S230: and corresponding each constructed inner layer molecular structure diagram to a corresponding node in the constructed outer layer diagram to complete the construction of the double-view-angle different-pattern diagram. Referring to fig. 4, a constructed dual view heteromorphic diagram is illustrated.

S300: constructing a drug interaction prediction model taking a double-view heteromorphic image as input, wherein the model comprises a double-view heteromorphic image representation module and a double-view fusion prediction module, the double-view heteromorphic image representation module learns the representation of drugs and endogenous proteins at each view based on a graph neural network, and then the double-view fusion prediction module combines the double views to give prediction;

referring to fig. 5, the dual-view heteromorphic image characterization module extracts an inner layer representation F (composed of inner layer F of small molecules) containing information of single molecule property and molecular interaction law from the inner layer molecular structure diagram and the outer layer interaction diagram respectively by using a method based on a neural network _s And the inner layer of the macromolecule represents F _l ) And the outer layer represents Z to be subsequently combined with the two types of information to predict the probability of a certain type of interaction occurring for a certain drug combination. S300 may include the steps of:

s310: the double-view-angle heteromorphic image coding module respectively codes an inner-layer molecular structure diagram of a chemical drug and an inner-layer molecular structure diagram of a biological drug and an endogenous protein by adopting a molecular representation learning method based on a graph neural network to obtain an inner-layer representation of each drug/endogenous protein;

specifically, the small molecules and the large molecules respectively construct an encoder, and full-image-level representation is extracted for the inner-layer molecular structure diagrams of the small molecules and the large molecules respectively, namely inner-layer representation of single medicine/endogenous protein molecules. The encoder structure selects an atlas neural network (atlas FP) suitable for molecular representation learning.

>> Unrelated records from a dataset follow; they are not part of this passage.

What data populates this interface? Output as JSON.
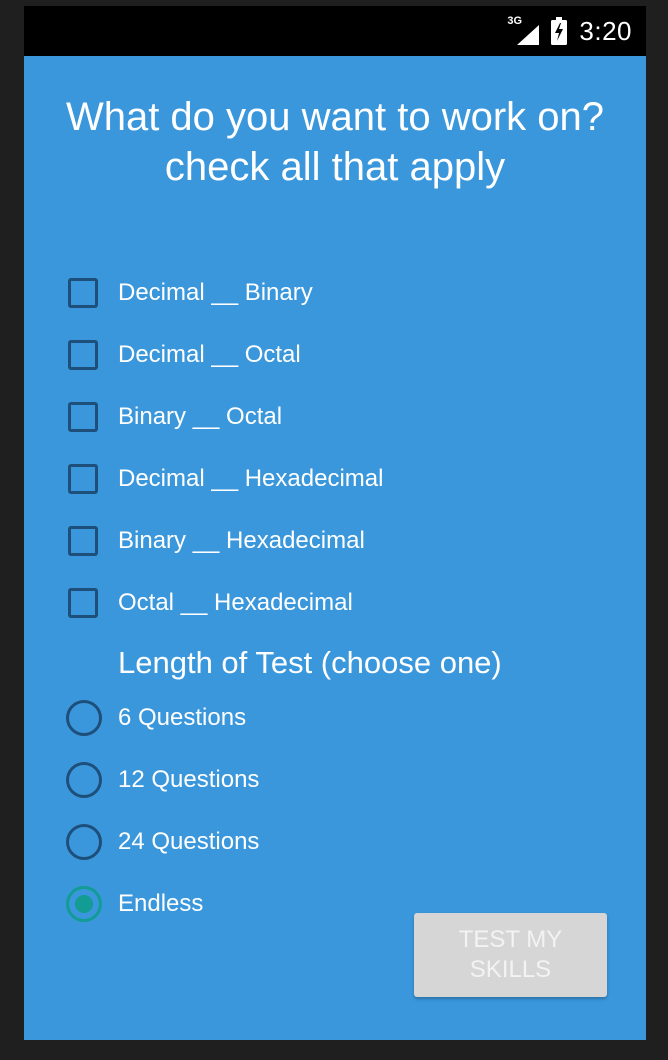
{
  "status_bar": {
    "network_type": "3G",
    "time": "3:20",
    "icons": [
      "signal-icon",
      "battery-charging-icon"
    ]
  },
  "colors": {
    "background": "#3a97db",
    "control_border": "#1e4f7a",
    "radio_selected": "#129c93",
    "button_background": "#d6d6d6",
    "button_text": "#f3f3f3"
  },
  "screen": {
    "title": "What do you want to work on? check all that apply",
    "conversions": [
      {
        "label": "Decimal __ Binary",
        "checked": false
      },
      {
        "label": "Decimal __ Octal",
        "checked": false
      },
      {
        "label": "Binary __ Octal",
        "checked": false
      },
      {
        "label": "Decimal __ Hexadecimal",
        "checked": false
      },
      {
        "label": "Binary __ Hexadecimal",
        "checked": false
      },
      {
        "label": "Octal __ Hexadecimal",
        "checked": false
      }
    ],
    "length_title": "Length of Test (choose one)",
    "lengths": [
      {
        "label": "6 Questions",
        "selected": false
      },
      {
        "label": "12 Questions",
        "selected": false
      },
      {
        "label": "24 Questions",
        "selected": false
      },
      {
        "label": "Endless",
        "selected": true
      }
    ],
    "submit_label": "TEST MY SKILLS"
  }
}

S320: setting initial node representations in the outer interaction graph, namely initial representations of the drug and the endogenous protein, as corresponding inner layer representations, and then extracting the outer layer representations of the drug and the endogenous protein from the outer interaction graph by the double-visual-angle-map encoding module by using a graph neural network suitable for the multi-relation map;

specifically, a Graph convolution neural Network (RGCN) suitable for different Graph multi-relation modeling is selected as an encoder to extract node representation for an outer interaction Graph, namely outer representation of a single drug/endogenous protein.

S330: the dual view fusion prediction module includes a representation alignment module, an inner layer scorer, and an outer layer scorer. And the two graders respectively predict the probability values of specific types of interactions of the medicine combination under the visual angles of the inner layer and the outer layer by utilizing the inner layer representation and the outer layer representation.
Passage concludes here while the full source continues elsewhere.